# CATEGORIZE

The CATEGORIZE function groups text messages into categories based on similarly formatted text values. It is useful for identifying patterns and grouping similar log messages or textual data.

## Syntax

`CATEGORIZE(field, options, output_format, similarity_threshold, analyzer)`

### Parameters

#### field

Expression to categorize.

#### options

(Optional) Additional options for categorization, provided as function named parameters.

#### output_format

(keyword) Specifies the output format of the categories. Defaults to regex.

#### similarity_threshold

(integer) Sets the minimum percentage of token weight that must match for text to be added to a category bucket. Must be between 1 and 100. Higher values create narrower categories and increase memory usage.
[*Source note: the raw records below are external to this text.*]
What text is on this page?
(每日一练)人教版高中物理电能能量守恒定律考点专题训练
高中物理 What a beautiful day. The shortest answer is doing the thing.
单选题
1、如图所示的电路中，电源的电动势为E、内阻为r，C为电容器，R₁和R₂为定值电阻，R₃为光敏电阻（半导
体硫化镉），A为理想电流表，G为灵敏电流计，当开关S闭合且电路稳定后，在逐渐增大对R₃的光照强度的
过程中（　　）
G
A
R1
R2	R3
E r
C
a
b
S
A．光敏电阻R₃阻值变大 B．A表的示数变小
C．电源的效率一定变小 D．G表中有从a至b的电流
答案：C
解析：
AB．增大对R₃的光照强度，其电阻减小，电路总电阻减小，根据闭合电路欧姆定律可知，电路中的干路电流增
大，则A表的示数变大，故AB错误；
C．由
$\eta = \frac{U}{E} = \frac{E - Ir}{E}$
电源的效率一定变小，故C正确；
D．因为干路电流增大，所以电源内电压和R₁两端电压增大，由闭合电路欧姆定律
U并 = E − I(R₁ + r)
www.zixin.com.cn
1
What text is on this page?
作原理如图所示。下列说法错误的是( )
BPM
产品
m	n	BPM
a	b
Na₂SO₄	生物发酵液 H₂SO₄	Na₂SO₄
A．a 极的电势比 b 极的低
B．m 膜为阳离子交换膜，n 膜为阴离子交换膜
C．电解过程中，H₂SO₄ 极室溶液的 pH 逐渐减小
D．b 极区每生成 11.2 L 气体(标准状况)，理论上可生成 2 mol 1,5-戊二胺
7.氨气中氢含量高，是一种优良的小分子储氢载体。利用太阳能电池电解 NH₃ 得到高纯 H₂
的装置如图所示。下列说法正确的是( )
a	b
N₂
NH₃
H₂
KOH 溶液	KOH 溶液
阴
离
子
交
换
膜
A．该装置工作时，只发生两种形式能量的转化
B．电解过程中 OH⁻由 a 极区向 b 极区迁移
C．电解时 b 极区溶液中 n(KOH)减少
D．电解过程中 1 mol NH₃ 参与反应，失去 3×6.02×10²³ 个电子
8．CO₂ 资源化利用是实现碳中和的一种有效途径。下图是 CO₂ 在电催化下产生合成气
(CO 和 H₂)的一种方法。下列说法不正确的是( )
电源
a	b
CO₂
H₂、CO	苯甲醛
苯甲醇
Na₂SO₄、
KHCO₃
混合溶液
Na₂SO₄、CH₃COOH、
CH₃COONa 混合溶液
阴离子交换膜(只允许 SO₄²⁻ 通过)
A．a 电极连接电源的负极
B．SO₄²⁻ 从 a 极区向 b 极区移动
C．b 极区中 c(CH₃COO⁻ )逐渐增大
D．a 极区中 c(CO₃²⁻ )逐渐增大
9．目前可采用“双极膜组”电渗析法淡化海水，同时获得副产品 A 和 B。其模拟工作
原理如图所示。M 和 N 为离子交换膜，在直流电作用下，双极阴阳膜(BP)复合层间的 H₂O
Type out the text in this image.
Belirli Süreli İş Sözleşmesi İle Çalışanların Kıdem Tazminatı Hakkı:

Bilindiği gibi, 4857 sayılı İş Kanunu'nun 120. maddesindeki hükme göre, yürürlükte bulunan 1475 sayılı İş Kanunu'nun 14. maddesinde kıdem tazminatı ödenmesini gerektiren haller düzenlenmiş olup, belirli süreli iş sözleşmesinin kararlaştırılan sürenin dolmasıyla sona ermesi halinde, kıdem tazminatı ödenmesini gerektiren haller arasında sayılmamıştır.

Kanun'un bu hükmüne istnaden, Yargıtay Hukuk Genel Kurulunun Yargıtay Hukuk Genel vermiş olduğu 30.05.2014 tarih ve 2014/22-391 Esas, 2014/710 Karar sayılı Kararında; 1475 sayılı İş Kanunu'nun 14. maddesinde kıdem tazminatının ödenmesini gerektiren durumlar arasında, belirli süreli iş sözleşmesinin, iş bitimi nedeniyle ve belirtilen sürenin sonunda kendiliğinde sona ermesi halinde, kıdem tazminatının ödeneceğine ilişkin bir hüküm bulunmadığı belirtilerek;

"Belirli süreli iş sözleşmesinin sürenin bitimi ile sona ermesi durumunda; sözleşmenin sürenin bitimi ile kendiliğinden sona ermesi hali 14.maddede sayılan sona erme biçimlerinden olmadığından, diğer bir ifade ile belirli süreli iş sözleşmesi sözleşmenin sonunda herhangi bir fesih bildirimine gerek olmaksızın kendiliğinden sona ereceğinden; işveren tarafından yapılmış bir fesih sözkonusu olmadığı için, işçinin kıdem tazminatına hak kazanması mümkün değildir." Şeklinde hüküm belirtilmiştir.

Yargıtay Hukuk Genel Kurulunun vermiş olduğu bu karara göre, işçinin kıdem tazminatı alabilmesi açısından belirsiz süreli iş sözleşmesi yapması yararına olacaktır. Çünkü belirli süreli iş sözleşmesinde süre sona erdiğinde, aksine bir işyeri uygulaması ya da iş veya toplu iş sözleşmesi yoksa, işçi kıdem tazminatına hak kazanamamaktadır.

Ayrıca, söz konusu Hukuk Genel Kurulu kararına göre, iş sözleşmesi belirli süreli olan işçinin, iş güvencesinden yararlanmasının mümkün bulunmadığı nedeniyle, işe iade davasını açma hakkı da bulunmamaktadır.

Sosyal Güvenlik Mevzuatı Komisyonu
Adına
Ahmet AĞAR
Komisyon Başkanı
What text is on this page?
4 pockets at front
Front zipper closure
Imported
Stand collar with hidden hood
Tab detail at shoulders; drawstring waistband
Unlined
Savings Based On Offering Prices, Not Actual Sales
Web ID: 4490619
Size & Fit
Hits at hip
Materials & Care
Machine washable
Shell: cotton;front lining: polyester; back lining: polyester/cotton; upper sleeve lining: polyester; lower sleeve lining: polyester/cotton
Defaults to 70.

#### analyzer

(keyword) Analyzer used to convert the field into tokens for text categorization.

## Examples

Groups similar log messages from the `sample_data` source into categories and counts how many messages fall into each category.

```esql
FROM sample_data
| STATS count=COUNT() BY category=CATEGORIZE(message)
```
This example groups similar log messages into categories and counts the number of messages in each category.

## Limitations

- Cannot be used within other expressions.
- Cannot be used more than once in the groupings.
- Cannot be used or referenced within aggregate functions and must be the first grouping.